Depuis la publication du rapport, la Fédération a entrepris de mettre sur pied:

  • une recherche-action qui vise l'intégration des immigrantes et immigrants d'expression française au sein des communautés francophones et acadiennes;
  • la production d'un vidéo mettant en relief la réalité multiculturelle au sein des communautés francophones et acadiennes;

Ces deux projets attendent toujours un financement approprié de la part du gouvernement fédéral.

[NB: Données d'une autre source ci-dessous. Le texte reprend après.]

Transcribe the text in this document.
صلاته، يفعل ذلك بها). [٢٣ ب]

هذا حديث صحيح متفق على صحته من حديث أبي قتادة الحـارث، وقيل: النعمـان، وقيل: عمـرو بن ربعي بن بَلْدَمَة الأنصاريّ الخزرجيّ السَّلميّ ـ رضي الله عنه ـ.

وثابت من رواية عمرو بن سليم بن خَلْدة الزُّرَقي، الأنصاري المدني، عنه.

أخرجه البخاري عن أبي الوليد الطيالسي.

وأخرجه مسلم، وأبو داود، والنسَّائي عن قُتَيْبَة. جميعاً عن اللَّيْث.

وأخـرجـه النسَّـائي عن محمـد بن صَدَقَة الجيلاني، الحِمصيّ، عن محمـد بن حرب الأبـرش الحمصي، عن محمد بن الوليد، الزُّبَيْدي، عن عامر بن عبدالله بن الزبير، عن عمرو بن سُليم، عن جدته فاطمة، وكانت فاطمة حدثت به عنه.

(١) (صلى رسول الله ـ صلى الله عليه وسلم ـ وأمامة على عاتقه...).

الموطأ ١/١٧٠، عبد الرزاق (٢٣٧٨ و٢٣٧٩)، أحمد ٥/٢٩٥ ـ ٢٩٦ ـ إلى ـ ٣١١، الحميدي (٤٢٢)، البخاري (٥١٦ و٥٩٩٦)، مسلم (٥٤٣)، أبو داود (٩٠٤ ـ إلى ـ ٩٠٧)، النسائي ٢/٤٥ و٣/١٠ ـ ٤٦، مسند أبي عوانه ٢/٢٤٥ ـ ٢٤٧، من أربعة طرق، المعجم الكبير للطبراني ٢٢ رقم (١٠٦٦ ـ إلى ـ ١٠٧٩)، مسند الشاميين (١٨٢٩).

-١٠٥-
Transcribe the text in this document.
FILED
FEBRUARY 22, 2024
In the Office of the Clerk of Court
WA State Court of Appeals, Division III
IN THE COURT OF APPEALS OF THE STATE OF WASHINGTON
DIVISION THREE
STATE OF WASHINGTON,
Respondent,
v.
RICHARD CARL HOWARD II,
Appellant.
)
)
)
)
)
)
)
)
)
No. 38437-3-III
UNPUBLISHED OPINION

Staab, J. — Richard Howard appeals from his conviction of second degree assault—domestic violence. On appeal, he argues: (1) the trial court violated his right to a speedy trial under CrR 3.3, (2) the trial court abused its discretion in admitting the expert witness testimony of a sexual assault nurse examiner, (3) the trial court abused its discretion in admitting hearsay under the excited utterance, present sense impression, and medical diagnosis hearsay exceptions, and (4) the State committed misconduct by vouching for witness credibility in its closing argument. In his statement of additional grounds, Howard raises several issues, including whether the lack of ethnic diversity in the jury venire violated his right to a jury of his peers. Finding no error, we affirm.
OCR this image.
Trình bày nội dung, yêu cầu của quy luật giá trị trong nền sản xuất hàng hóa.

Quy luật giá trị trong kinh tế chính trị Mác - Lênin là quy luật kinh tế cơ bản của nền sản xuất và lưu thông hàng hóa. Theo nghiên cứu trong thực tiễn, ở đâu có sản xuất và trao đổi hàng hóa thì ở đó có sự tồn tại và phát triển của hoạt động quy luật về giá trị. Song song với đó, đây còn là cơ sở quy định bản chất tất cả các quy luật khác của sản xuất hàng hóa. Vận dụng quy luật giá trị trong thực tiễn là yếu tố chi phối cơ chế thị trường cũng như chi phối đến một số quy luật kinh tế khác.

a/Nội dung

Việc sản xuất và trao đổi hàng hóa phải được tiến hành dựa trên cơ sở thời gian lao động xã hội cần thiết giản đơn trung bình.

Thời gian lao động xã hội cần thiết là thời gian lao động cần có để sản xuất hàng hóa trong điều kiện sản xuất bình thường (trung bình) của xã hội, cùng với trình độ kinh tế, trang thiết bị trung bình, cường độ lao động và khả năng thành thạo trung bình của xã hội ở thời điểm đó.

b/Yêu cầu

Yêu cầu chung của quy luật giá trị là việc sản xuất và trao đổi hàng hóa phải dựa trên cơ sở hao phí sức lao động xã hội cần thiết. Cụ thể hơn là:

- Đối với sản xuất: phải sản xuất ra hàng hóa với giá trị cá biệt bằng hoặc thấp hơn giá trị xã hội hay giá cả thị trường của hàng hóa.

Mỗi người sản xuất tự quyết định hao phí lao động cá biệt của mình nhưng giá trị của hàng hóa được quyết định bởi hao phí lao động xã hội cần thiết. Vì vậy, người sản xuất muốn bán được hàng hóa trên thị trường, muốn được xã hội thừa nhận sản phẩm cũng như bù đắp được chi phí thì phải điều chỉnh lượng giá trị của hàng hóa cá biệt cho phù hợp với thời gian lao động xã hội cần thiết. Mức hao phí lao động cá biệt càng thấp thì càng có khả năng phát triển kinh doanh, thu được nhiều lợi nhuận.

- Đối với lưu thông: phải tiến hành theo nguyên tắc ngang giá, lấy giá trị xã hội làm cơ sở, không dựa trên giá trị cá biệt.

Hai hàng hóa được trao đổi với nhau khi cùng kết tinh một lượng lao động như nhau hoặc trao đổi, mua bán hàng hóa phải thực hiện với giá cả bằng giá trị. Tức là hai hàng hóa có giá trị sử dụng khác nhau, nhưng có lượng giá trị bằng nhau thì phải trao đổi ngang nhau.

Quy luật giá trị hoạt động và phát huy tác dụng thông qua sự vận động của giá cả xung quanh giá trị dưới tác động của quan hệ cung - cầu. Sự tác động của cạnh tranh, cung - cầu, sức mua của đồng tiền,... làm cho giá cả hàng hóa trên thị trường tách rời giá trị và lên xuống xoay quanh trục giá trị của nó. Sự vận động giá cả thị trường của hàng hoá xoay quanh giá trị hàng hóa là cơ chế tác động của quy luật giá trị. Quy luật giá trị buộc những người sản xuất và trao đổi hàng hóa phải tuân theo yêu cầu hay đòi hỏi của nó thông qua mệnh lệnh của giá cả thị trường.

De plus, la Fédération siège maintenant au Comité national de la campagne anti-racisme que pilote le ministère de la Citoyenneté et du Multiculturalisme tout comme elle a entrepris de développer des stratégies de rapprochement avec les organismes représentant les groupes ethno- culturels.

CONCLUSION

En conclusion, il apparaît très important de souligner aux membres de votre comité qu'aucune définition de la citoyenneté canadienne ne peut escamoter la dimension de dualité linguistique, Il s'agit d'une caractéristique fondamentale du Canada qui a été présente tout au long de son existence et qui continue de l'animer. En faire fi accentuerait davantage la perception que notre pays se polarise en un Canada anglais et un Québec français. Or, notre appartenance ne situe ni dans l'un, ni dans l'autre mais bien à la croisée de ces deux notions. Nos communautés peuvent justement contribuer à rétablir l'équilibre d'appartenance au pays.

Pour ce qui est du pluralisme, nous croyons possible d'établir des échanges productifs qui accentueront davantage notre appartenance collective à la citoyenneté canadienne dans le respect mutuel de nos différences.

Voilà essentiellement les éléments que nous voulions faire valoir auprès de votre comité. Nous espérons que ces documents pourront contribuer à enrichir votre étude. Nous sommes maintenant disposés à répondre à vos questions.